Though American economic interests are sure to buckle under the pressure as they would lose dominion over large areas of the globe. US says urge to censor underlies calls for reform. The US seems unable to grasp how much the rest of the world loathes and distrusts them. They may even believe it themselves. Because why else would anyone want to wrestle control of the root servers from the greatest country and democracy that has ever existed (and under God too).
Here is a better headline: “Imperial unilateralism and grandstanding underlies US non-cooperation.”

Or as the PNAC formulated it in their Rebuilding America’s Defenses.

If outer space represents an emerging medium of warfare, then cyberspace, and in particular the Internet hold similar promise and threat. And as with space, access to and use of cyberspace and the Internet are emerging elements in global commerce, politics and power. Any nation wishing to assert itself globally must take account of this other new global commons.

Consequently, the supreme ability to effectively deprive someone from Internet access in terms of domain name lookup will in many ways be just as crippling as having a GPS blackout. Which is also incidentally the very reason Europe constructed its own GPS equivalent in Galileo. Of course Galileo now joins the global satellite navigation system (GNSS) and as such doubles the infrastructure of GPS, leading to centimetre accuracy over large regions. But it remains a system that Europe could recall in a time of breakdown with the United States and one that asserts Europe’s global role against that of the US military.

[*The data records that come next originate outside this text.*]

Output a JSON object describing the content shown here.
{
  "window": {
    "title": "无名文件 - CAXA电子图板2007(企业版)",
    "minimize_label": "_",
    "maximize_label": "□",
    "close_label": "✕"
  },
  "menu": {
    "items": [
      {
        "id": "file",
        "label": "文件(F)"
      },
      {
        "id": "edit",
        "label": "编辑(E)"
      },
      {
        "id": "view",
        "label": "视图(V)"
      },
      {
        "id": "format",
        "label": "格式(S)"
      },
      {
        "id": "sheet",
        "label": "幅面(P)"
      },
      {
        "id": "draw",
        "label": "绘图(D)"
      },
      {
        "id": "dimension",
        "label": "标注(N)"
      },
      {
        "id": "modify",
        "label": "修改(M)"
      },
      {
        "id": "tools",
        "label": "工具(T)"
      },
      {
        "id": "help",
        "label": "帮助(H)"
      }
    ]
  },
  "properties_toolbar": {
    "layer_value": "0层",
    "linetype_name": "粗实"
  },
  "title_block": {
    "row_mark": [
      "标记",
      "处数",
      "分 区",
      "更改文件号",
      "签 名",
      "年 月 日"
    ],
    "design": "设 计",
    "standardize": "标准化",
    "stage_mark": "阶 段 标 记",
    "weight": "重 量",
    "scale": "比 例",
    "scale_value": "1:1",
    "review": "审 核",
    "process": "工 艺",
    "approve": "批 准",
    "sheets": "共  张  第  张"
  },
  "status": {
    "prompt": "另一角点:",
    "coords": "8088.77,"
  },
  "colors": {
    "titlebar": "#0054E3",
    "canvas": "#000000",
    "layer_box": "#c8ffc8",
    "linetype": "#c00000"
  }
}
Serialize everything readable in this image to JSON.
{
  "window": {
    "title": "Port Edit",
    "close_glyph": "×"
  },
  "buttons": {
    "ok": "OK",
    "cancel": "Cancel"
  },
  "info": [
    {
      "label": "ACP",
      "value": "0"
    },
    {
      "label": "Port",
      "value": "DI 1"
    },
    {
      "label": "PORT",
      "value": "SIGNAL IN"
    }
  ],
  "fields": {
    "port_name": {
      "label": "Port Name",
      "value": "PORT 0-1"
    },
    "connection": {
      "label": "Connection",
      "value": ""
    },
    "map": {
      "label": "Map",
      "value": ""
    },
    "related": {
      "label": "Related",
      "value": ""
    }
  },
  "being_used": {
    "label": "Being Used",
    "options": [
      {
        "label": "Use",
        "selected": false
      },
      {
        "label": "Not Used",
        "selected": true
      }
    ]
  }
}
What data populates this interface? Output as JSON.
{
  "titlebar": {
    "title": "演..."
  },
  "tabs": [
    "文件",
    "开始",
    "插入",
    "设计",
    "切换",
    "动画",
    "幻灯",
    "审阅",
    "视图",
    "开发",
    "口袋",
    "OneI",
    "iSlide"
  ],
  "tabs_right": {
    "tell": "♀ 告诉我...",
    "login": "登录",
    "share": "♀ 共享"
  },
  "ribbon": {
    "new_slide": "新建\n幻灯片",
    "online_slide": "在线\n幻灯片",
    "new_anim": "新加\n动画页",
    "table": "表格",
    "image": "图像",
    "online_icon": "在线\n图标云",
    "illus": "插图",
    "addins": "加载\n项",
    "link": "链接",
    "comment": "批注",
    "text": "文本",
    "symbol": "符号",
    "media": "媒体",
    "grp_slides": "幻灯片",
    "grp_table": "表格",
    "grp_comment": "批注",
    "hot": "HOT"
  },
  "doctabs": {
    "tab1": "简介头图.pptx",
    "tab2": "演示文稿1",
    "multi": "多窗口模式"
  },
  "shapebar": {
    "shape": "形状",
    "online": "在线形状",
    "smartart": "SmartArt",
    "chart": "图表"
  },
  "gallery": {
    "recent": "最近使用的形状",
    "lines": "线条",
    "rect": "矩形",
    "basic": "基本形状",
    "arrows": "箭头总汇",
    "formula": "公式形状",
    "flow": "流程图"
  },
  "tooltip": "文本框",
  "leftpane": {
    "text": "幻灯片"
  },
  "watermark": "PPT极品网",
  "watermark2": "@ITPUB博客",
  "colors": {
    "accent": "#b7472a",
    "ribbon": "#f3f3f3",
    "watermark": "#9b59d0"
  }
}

Also note the blatantly fraudulent claim by the Council On Foreign Relations, asserting that ICANN is an “American NGO” .. controlled by the DoC? My dictionary defines NGO as “An organization that is not part of the local or state or federal government.” But since ICANN is an appendage of the US government, for at least another year (officially!), and we all saw what happened with the .XXX domain in practise, it is safe to claim that the NGO status is somewhat hyperbolized. Many American also continue to exaggerate the US role in the development of the Internet. It becomes clear that the world, eager to develop the exciting new technology, should have never cooperated with the US on its soil in the first place. As it stands, any additions that we have made have been usurped by brigands who claim them as their own.